How Do Antibodies Work Against Zika Virus
A previous study published by PNAS stated 'recent epidemics demonstrate the global threat of Zika virus, a flavivirus transmitted by mosquitoes. There are concerns for designing a safe vaccine for the Zika virus because antibodies (Abs) elicited against Zika may also bind flaviviruses that share a similar envelope protein.
If Abs elicited by a Zika vaccine bind but do not effectively neutralize other flaviviruses, they may enhance virus entry into cells through the process of Ab-dependent enhancement of infection, potentially leading to more severe disease.

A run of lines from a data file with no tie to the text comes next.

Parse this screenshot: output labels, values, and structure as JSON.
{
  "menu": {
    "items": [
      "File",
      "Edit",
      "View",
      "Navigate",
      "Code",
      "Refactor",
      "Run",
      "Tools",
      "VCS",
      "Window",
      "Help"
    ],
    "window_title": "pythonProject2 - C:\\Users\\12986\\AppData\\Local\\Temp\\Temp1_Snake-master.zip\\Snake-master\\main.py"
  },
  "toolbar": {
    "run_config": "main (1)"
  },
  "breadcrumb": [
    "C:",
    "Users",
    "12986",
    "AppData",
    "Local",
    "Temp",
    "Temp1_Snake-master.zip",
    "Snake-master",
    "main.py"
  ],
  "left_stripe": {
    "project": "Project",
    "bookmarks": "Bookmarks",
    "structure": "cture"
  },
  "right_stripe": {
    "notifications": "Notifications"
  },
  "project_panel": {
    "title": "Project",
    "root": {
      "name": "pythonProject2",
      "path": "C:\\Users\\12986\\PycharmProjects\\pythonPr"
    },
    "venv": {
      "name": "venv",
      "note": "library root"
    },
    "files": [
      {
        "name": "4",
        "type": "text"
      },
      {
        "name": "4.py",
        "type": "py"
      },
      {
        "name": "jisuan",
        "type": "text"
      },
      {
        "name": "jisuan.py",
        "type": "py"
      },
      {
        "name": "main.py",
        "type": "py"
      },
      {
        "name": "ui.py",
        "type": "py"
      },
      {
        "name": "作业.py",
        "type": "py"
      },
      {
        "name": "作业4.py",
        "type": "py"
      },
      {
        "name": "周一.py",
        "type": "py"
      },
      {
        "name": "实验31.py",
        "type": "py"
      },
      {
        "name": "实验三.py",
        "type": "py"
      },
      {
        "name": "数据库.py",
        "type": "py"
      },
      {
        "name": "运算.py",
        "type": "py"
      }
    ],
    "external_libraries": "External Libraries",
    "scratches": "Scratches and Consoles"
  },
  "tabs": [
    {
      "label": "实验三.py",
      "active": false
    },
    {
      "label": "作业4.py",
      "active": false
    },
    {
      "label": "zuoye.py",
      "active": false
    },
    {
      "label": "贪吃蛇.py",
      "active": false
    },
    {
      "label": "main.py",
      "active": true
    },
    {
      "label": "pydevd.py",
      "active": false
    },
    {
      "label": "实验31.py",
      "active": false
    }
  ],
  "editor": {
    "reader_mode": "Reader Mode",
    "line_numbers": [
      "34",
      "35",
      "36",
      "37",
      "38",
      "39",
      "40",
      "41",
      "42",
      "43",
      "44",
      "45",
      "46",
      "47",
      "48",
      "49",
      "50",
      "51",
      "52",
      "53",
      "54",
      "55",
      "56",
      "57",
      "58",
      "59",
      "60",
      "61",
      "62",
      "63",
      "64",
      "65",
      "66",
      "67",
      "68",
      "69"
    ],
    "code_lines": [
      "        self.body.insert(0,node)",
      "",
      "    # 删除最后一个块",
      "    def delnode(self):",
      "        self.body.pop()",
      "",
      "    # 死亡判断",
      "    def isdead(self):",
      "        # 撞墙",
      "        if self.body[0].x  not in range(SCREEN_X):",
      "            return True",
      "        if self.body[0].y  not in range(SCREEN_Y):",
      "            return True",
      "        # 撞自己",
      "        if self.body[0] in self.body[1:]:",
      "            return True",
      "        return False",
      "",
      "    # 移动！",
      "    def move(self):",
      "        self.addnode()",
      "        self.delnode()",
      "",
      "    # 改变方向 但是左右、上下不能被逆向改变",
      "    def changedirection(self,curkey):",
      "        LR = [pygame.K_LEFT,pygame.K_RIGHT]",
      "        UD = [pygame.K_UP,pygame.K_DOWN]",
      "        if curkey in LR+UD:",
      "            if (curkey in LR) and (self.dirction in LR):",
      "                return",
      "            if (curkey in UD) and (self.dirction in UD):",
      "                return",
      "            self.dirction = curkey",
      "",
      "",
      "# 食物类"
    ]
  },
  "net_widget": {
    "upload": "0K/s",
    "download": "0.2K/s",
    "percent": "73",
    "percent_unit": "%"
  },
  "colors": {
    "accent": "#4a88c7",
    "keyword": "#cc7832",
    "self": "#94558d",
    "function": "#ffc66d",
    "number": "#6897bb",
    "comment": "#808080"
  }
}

By directly comparing how mature Zika-neutralizing Abs and their germline precursors bind different flaviviruses, these researchers provide insights into the Ab maturation process and the molecular interactions important for strong, neutralizing binding to Zika versus weak, cross-reactive binding to other flaviviruses.
To better understand the neutralizing Ab response and risk of Ab-dependent enhancement, further information on germline Ab binding to ZIKV and the maturation process that gives rise to potently neutralizing Abs is needed.
This study used binding and structural studies to compare mature and inferred-germline Ab binding to envelope protein domain III of ZIKV and other flaviviruses. It shows that the light-chain variable domain's affinity maturation is important for strong binding of the recurrent VH3-23/VK1-5 neutralizing Abs to ZIKV envelope protein domain III and identify interacting residues that contribute to weak, cross-reactive binding to West Nile virus.
These findings provide insight into the affinity maturation process and potential cross-reactivity of VH3-23/VK1-5 neutralizing Abs, informing precautions for protein-based vaccines designed to elicit germline versions of neutralizing Abs.